We had been working really hard that day and were heading back toward camp when one of our team decided to liven things up by slinging elephant dung at the rest of us. He aimed one at me, and I had to dive out of the way. I ended up flat on my face. I started to rise and saw marks in the ground. I realized they were fossilized raindrops. Then I looked around and saw ancient animal footprints all over the place. We had passed over that ground so many times before that evening, but none of us had noticed a thing. But once we saw the first prints, we could see them everywhere: fossilized tracks of rhino, elephants, antelopes, all sorts of animals.
(Recollection of Andrew Hill, a paleontologist on Mary Leakey's team at Laetoli, Tanzania in 1976. From McKie, Robin. Dawn of Man: The Story of Human Evolution. [New York City: Dorling Kindersley Publishing, Inc., 2000] pp.10-11)

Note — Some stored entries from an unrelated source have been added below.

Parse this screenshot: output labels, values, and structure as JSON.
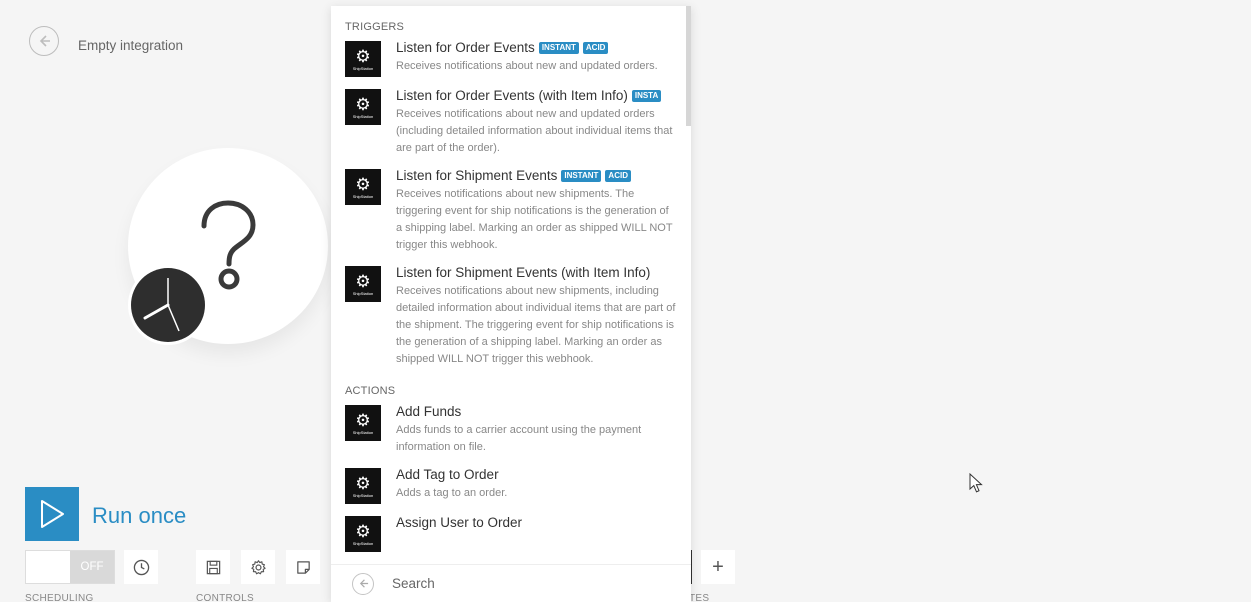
{
  "header": {
    "title": "Empty integration"
  },
  "controls": {
    "run_label": "Run once",
    "scheduling_state": "OFF",
    "scheduling_label": "SCHEDULING",
    "controls_label": "CONTROLS",
    "favorites_label": "TES"
  },
  "panel": {
    "triggers_label": "TRIGGERS",
    "actions_label": "ACTIONS",
    "brand_text": "ShipStation",
    "search_placeholder": "Search",
    "triggers": [
      {
        "title": "Listen for Order Events",
        "badges": [
          "INSTANT",
          "ACID"
        ],
        "description": "Receives notifications about new and updated orders."
      },
      {
        "title": "Listen for Order Events (with Item Info)",
        "badges": [
          "INSTA"
        ],
        "description": "Receives notifications about new and updated orders (including detailed information about individual items that are part of the order)."
      },
      {
        "title": "Listen for Shipment Events",
        "badges": [
          "INSTANT",
          "ACID"
        ],
        "description": "Receives notifications about new shipments. The triggering event for ship notifications is the generation of a shipping label. Marking an order as shipped WILL NOT trigger this webhook."
      },
      {
        "title": "Listen for Shipment Events (with Item Info)",
        "badges": [],
        "description": "Receives notifications about new shipments, including detailed information about individual items that are part of the shipment. The triggering event for ship notifications is the generation of a shipping label. Marking an order as shipped WILL NOT trigger this webhook."
      }
    ],
    "actions": [
      {
        "title": "Add Funds",
        "description": "Adds funds to a carrier account using the payment information on file."
      },
      {
        "title": "Add Tag to Order",
        "description": "Adds a tag to an order."
      },
      {
        "title": "Assign User to Order",
        "description": ""
      }
    ]
  },
  "colors": {
    "accent": "#2a8dc4",
    "icon_bg": "#111111"
  }
}
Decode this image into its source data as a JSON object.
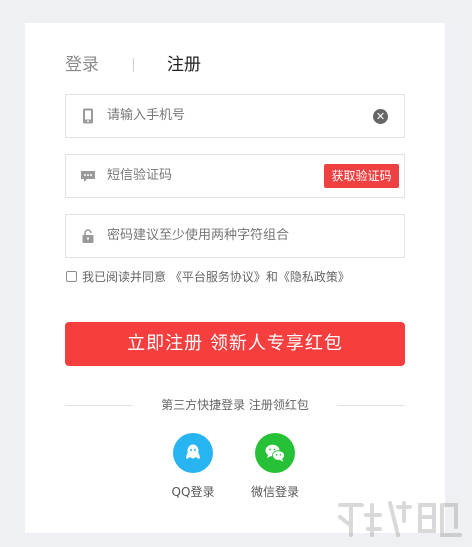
{
  "tabs": {
    "login": "登录",
    "register": "注册"
  },
  "form": {
    "phone_placeholder": "请输入手机号",
    "code_placeholder": "短信验证码",
    "get_code_label": "获取验证码",
    "password_placeholder": "密码建议至少使用两种字符组合"
  },
  "agreement": {
    "text": "我已阅读并同意 《平台服务协议》和《隐私政策》"
  },
  "submit_label": "立即注册 领新人专享红包",
  "third_party": {
    "label": "第三方快捷登录 注册领红包",
    "qq_label": "QQ登录",
    "wechat_label": "微信登录"
  },
  "icons": [
    "phone-icon",
    "message-icon",
    "lock-icon",
    "clear-icon",
    "qq-icon",
    "wechat-icon",
    "watermark-logo"
  ],
  "colors": {
    "accent": "#f04142",
    "qq": "#27b4f0",
    "wechat": "#26c136"
  }
}
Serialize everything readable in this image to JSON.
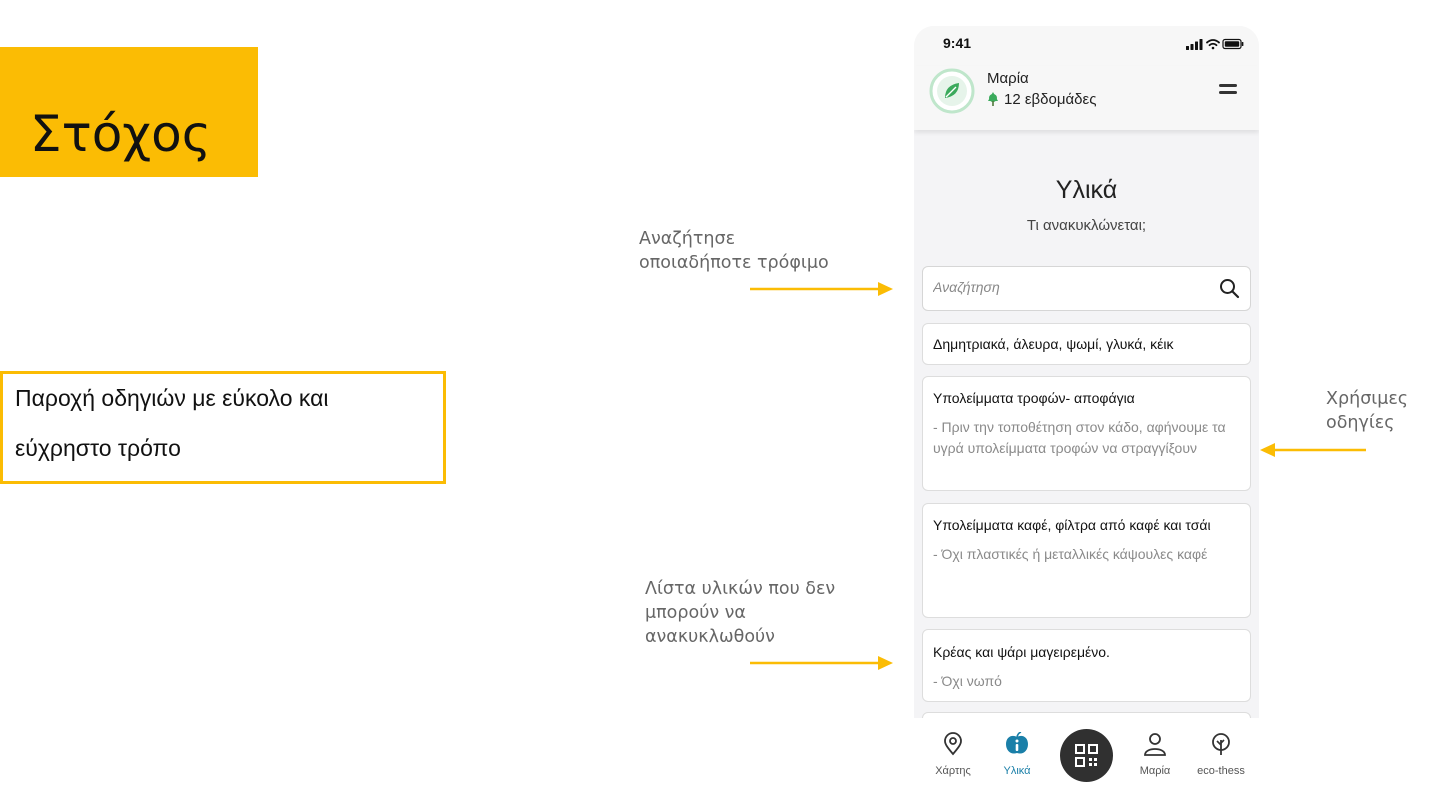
{
  "slide": {
    "title": "Στόχος",
    "goal_line1": "Παροχή οδηγιών με εύκολο και",
    "goal_line2": "εύχρηστο τρόπο",
    "annot_search_line1": "Αναζήτησε",
    "annot_search_line2": "οποιαδήποτε τρόφιμο",
    "annot_guides_line1": "Χρήσιμες",
    "annot_guides_line2": "οδηγίες",
    "annot_list_line1": "Λίστα υλικών που δεν",
    "annot_list_line2": "μπορούν να",
    "annot_list_line3": "ανακυκλωθούν",
    "accent_color": "#FBBC04"
  },
  "app": {
    "status_time": "9:41",
    "user_name": "Μαρία",
    "user_weeks": "12 εβδομάδες",
    "page_title": "Υλικά",
    "page_subtitle": "Τι ανακυκλώνεται;",
    "search_placeholder": "Αναζήτηση",
    "items": [
      {
        "title": "Δημητριακά, άλευρα, ψωμί, γλυκά, κέικ",
        "desc": ""
      },
      {
        "title": "Υπολείμματα τροφών- αποφάγια",
        "desc": "- Πριν την τοποθέτηση στον κάδο, αφήνουμε τα υγρά υπολείμματα τροφών να στραγγίξουν"
      },
      {
        "title": "Υπολείμματα καφέ, φίλτρα από καφέ και τσάι",
        "desc": "- Όχι πλαστικές ή μεταλλικές κάψουλες καφέ"
      },
      {
        "title": "Κρέας και ψάρι μαγειρεμένο.",
        "desc": "- Όχι νωπό"
      }
    ],
    "tabs": {
      "map": "Χάρτης",
      "materials": "Υλικά",
      "profile": "Μαρία",
      "eco": "eco-thess"
    },
    "active_tab_color": "#1A7FA8",
    "leaf_color": "#3BAA5C"
  }
}
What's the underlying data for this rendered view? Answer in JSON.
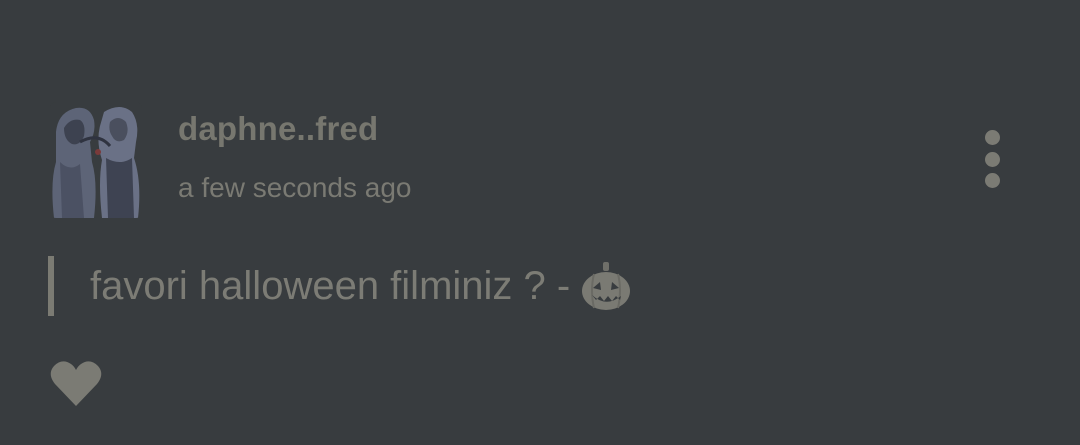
{
  "post": {
    "author": {
      "username": "daphne..fred",
      "avatar_icon": "photo-avatar"
    },
    "timestamp": "a few seconds ago",
    "content": {
      "text": "favori halloween filminiz ? -",
      "emoji_icon": "jack-o-lantern-icon"
    },
    "actions": {
      "more_icon": "vertical-ellipsis-icon",
      "like_icon": "heart-icon"
    }
  },
  "colors": {
    "background": "#383c3f",
    "text": "#7a7a73",
    "avatar_tint": "#5d6477"
  }
}
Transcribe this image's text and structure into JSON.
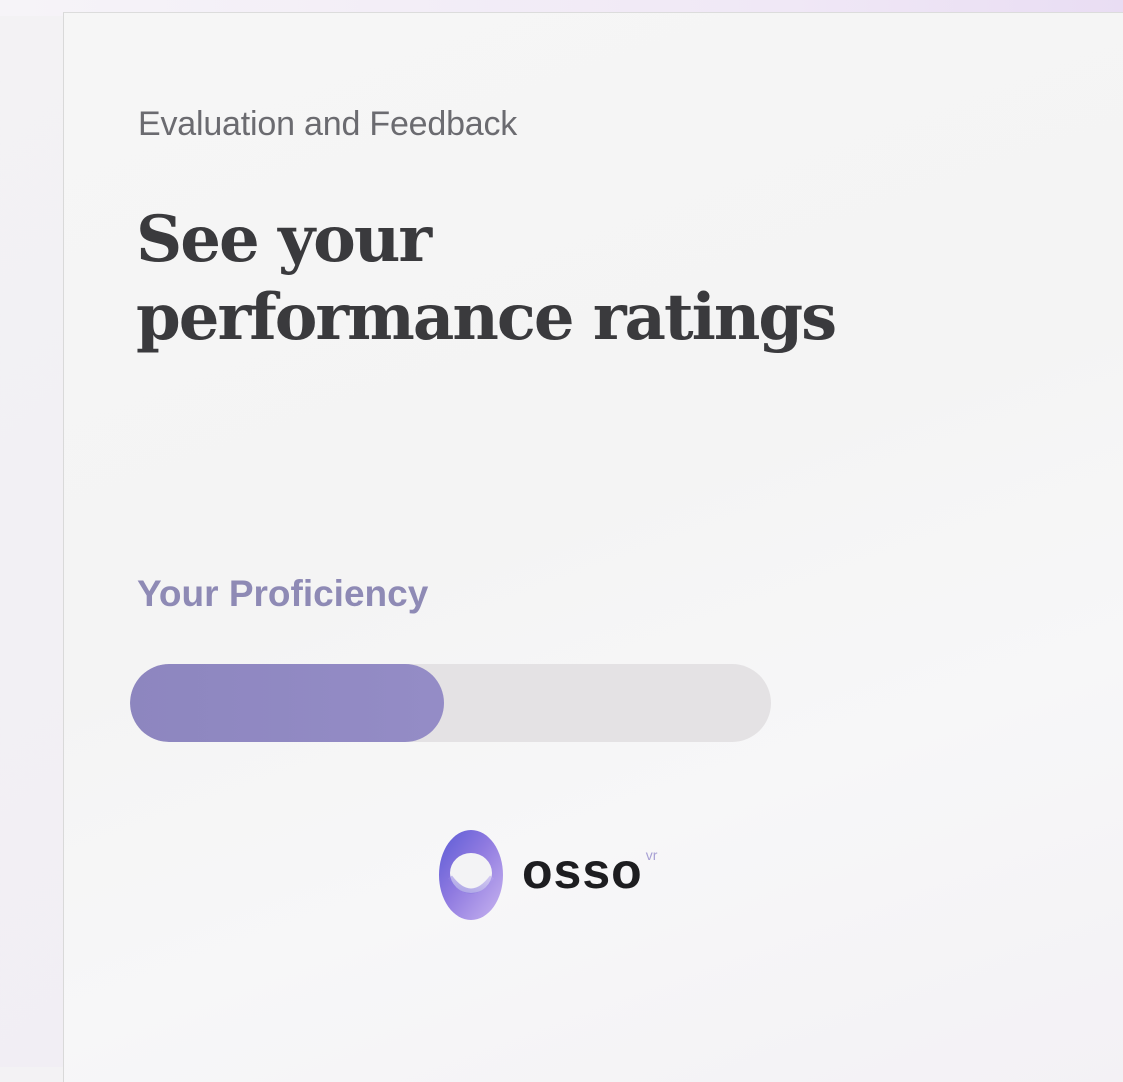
{
  "header": {
    "eyebrow": "Evaluation and Feedback",
    "headline_line1": "See your",
    "headline_line2": "performance ratings"
  },
  "proficiency": {
    "label": "Your Proficiency",
    "progress_fraction": 0.49
  },
  "brand": {
    "name": "osso",
    "superscript": "vr",
    "logo_icon": "osso-ring-logo-icon"
  },
  "colors": {
    "accent": "#8e8ab5",
    "progress_fill": "#8d86bf",
    "progress_track": "#e4e2e4",
    "heading": "#3a3a3d"
  }
}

As Leakey's team studied the Laetoli site over the next two years, more prints were uncovered in the ash -- hominid footprints that looked incredibly similar to those that people today make as they walk barefoot along a beach. But, these tracks were at least 3.6 million years old. It was the first time paleontologists had actually found behavioral evidence of bipedalism in early hominids. As Ian Tattersall, curator of physical anthropology at the American Museum of Natural History, has said, "Usually behavior has to be inferred indirectly from the evidence of bones and teeth, and there is almost always argument over inferences of this kind. But at Laetoli, through these footprints, behavior itself is fossilized."